The Cytoskeleton and Cell Motility

  • Three Primary Elements:

    1. Microtubules: Rigid tubes of alpha and beta tubulin heterodimers. 13 protofilaments form a cylinder.

      • Polarity: Plus end (+, Beta subunit, fast-growing); Minus end (-, Alpha subunit, slow-growing).

      • Dynamic Instability: GTP hydrolysis to GDP in the Beta subunit causes the structure to close and eventually fall apart.

    2. Microfilaments (Actin): Helical monomers of G-actin polymerizing into F-actin. Requires ATP. Polarized with a plus and minus end.

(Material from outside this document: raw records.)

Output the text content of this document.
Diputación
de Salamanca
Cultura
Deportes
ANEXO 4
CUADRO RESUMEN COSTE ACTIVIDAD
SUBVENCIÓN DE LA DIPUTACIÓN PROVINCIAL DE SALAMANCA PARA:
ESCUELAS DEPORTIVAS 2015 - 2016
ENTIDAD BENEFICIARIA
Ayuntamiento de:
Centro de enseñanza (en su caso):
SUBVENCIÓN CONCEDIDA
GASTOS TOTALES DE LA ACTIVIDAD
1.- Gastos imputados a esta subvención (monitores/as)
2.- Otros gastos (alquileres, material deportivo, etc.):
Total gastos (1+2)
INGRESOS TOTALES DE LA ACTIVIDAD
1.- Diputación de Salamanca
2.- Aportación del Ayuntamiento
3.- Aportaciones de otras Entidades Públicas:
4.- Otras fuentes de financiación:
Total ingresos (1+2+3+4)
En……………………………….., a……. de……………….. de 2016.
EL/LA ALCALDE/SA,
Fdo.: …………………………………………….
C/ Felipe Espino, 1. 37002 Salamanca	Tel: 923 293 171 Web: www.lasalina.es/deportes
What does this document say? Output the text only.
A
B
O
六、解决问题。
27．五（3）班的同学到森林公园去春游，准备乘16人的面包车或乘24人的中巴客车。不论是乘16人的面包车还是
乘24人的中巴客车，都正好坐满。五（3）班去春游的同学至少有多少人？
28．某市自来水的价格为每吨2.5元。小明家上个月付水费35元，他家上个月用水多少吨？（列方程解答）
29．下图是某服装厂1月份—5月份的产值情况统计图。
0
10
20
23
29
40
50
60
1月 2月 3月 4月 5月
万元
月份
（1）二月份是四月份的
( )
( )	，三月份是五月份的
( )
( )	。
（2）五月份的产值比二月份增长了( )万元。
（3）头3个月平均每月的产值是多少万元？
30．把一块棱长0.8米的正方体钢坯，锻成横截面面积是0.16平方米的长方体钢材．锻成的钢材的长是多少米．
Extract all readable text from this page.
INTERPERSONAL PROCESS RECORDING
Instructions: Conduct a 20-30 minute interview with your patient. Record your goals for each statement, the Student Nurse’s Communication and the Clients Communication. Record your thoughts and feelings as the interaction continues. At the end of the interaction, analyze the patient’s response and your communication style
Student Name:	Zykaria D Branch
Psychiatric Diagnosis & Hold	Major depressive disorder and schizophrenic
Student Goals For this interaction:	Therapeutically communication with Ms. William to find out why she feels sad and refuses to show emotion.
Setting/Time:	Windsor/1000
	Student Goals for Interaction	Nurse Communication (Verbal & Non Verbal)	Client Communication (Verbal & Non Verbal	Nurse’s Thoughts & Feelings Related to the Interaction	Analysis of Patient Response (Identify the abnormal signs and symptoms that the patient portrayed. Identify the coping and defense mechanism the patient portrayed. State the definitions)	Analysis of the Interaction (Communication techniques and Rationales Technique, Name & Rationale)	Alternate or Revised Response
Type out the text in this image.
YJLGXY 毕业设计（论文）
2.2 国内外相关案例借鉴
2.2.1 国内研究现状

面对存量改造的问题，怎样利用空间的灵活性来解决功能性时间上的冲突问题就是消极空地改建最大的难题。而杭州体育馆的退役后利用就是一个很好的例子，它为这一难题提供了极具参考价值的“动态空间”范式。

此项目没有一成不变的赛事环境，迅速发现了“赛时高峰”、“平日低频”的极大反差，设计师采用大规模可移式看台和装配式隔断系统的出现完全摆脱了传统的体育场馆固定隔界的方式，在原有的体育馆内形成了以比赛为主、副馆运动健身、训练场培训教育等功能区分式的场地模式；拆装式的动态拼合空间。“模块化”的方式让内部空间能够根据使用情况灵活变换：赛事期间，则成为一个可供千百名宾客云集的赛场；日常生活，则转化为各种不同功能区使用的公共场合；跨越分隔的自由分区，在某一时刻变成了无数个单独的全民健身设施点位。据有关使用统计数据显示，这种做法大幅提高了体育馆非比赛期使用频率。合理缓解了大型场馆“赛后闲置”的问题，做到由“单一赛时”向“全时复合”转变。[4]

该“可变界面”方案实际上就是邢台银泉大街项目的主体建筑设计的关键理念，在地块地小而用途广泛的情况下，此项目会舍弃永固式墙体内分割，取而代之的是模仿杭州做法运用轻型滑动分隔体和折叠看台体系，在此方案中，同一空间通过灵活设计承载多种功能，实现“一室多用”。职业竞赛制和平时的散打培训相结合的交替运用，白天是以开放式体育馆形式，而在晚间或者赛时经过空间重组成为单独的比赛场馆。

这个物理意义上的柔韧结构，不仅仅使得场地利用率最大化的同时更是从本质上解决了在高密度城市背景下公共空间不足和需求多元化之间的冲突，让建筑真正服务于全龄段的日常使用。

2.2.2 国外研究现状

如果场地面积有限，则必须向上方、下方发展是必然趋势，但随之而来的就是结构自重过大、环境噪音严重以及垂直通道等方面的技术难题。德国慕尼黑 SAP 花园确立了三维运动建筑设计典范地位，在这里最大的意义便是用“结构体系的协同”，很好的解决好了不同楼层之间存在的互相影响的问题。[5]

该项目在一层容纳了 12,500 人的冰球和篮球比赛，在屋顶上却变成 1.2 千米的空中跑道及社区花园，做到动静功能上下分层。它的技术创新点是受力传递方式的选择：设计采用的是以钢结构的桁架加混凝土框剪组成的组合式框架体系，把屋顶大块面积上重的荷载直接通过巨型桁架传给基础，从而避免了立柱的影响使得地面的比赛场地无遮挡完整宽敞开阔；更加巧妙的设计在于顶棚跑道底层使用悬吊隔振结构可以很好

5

    3. Intermediate Filaments: Ropelike fibers (Keratin, Lamin, Neurofilaments). Assembled from tetramers; no polarity due to reverse orientation of dimers.

  • Motor Proteins:

    • Kinesin: Tetramer (2 heavy, 2 light chains). Moves anterograde (cell body toward axon/+ end).

    • Dynein: Moves retrograde (axon toward cell body/- end).

  • Cilia and Flagella: Utilize a 9+2 arrangement of microtubules.

    • Includes central sheath, radial spokes, and Nexin bridges linking doublets.

    • A Tubule is a complete microtubule; B Tubule is partial.

    • Dynein arms provide the sliding force for movement.

  • Muscle Contraction (The Sarcomere):

    • Structure: Z-line, I-band, A-band, H-zone.

    • Capping/Anchoring: Cap Z, Tropomodulin, Titin.

    • Mechanism: ATP-driven sliding of actin against myosin. Calcium (Ca2+Ca^{2+}) binds to Troponin, causing Tropomyosin to shift and expose myosin-binding sites on actin.

  • Cell Crawling and Actin Polymerization:

    • Arp2/3 Complex: Nucleates branched actin polymerization; activated by WASP.

    • Treadmilling: Simultaneous polymerization at the ATP-bound plus end and dissociation at the ADP-bound minus end (enhanced by Cofilin).

    • Example: Listeria monocytogenes: Secretes the protein ActA to hijack host actin, forming "actin tails" for propulsion through the cytoplasm and into adjacent cells.